My choice of plants are always the thirsty ones that seem to have run daily marathons.   I have three automatic irrigation systems attached to all the plants that never seem to be enough plus our neighbor's help in reviving the dying ones when we are away.  I did try to keep some cacti but they seemed to be silent weapons waiting for accidents to happen with kids around.   I grew hoarse repeatedly reminding my son, who was a toddler then, to stay away from the cacti.   I gave up.  I gave them away including the prickly pear plant that I was hoping would bear some fruit.   It's easier and safer to buy them already packed.  And you can buy them spineless now too and what do you know, also seedless! 

Just across the road from our house, there is a big vegetable & fruit garden with a lot of prickly pears shooting out from the plants.  It's a nice reminder of the Sicilian terrain full of prickly pears.  They were everywhere!  On both sides of the roads, there are some big plantations that cultivate them.  On my visits to Eataly, the gastronomic megastore in Rome, I kept on buying them.   The Sicilian ones are the tastiest that you can find in the country. 

Sorbetto di fichi d'india (prickly pear sorbet) is a flavor that you will most likely not encounter in the gelaterie (ice cream shops) around.  I usually prefer the artisanal cold treats but sometimes, there are flavors that are impossible to find so that's when my reliable ice cream maker churns its own flavors. 

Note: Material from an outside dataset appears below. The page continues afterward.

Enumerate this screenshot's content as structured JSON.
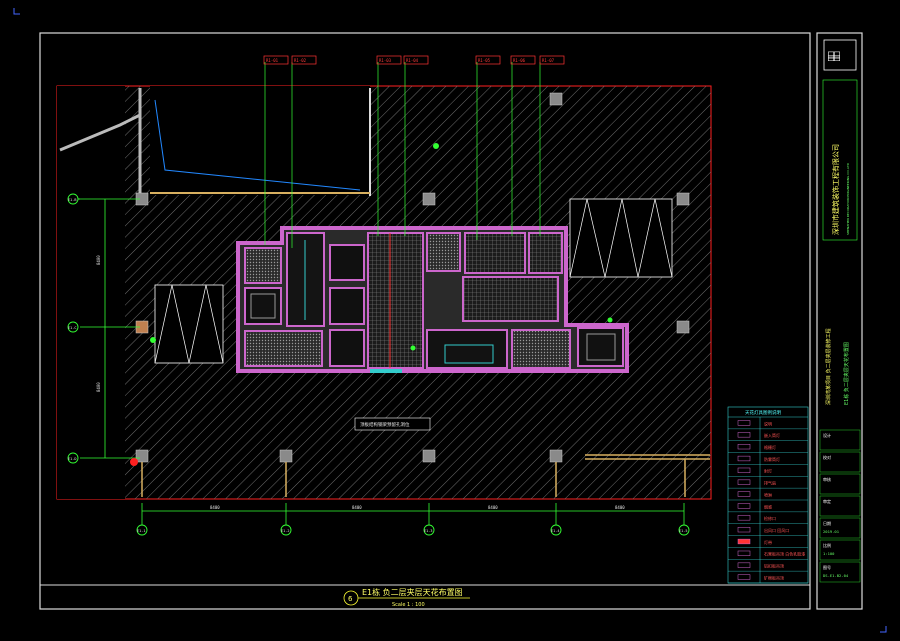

For this post, I am sharing 3 flavors.  Prickly pear, rose and violet.  I based the prickly pear sorbet on Czaba della Zorza's sorbetto al frutto della passione (passion fruit sorbet) from the cookbook Summer Holidays.   If you have been reading some of my past posts, I had been deliberating whether to put egg whites in the sorbet or not to make them fluffier.  It is always a discussion among friends and family who puts it and who doesn't.  I never did and since this recipe uses egg whites, I finally gave it a try.  

I did the rose and violet sorbets in the simplest method of just combining the rose syrup and violet syrup with water and churned them in the ice cream maker.  Two ingredients and two steps.  The outcome was compact and flowery and really pleasant.  That is, if you like floral flavored sorbets. 

In contrast to the flower sorbets, the prickly pear was fluffier and looser.  It's exactly how the ones who use egg whites in their sorbets describe their sorbets.  It's also very hard to shape into balls unlike the ones without as you can see in the pictures.   Taking pictures of anything frozen on hot summer days is my least favorite task, so I apologize that the prickly pear sorbet kept on deflating every few seconds that I was snapping pictures.  There's stress written all over the pictures. 

It's still hot here but not as bad as the past weeks and the air is almost breathable.  I hope you're enjoying better weather on your side.   

Prickly Pear Sorbet

Inspired by Csaba dalla Zorza's Sorbetto al Frutto della Passione from the book Summer Holidays

Serves 4
  • 200 ml. water
  • 8 prickly pears
  • 100 grams fine white sugar
  • 1 lime
  • 1 egg white (optional), whisked by hand
  1. Bring the water and sugar to a boil in a saucepan.  When it starts to boil, let it cook for about 4 minutes more.  Mix well, making sure that the sugar has completely melted.  Turn off fire and let it cool.
  2. Separate the pulp of the prickly pears from the skin.  Leave 4 slices for garnishing before serving.  Put the rest of the fruit in a blender and blend until smooth, leaving the seeds as is.  
  3. Pass the blended pulp through a sieve to separate the seeds from the pulp.  You should be able to attain at least 200 g. of the sieved pulp.  
  4. Mix the juice and grated rind (if adding) of the lime with the pulp.  
  5. Mix the cooled syrup with the pulp well.  Transfer to an ice cream maker.
  6. Add the egg white.
  7. Start the ice cream maker and let it churn for about 20 minutes, depending on your ice cream maker.


Rose and Violet Sorbet

Serves 2
  • 1-1/2 cups water
  • 1/2 cup rose or violet syrup
  • 1/2 teaspoon lime zest (optional)
  1. Mix the water, syrup and lime zest  in a bowl.
  2. Transfer to an ice cream maker and churn for about 20 minutes, depending on your ice cream maker.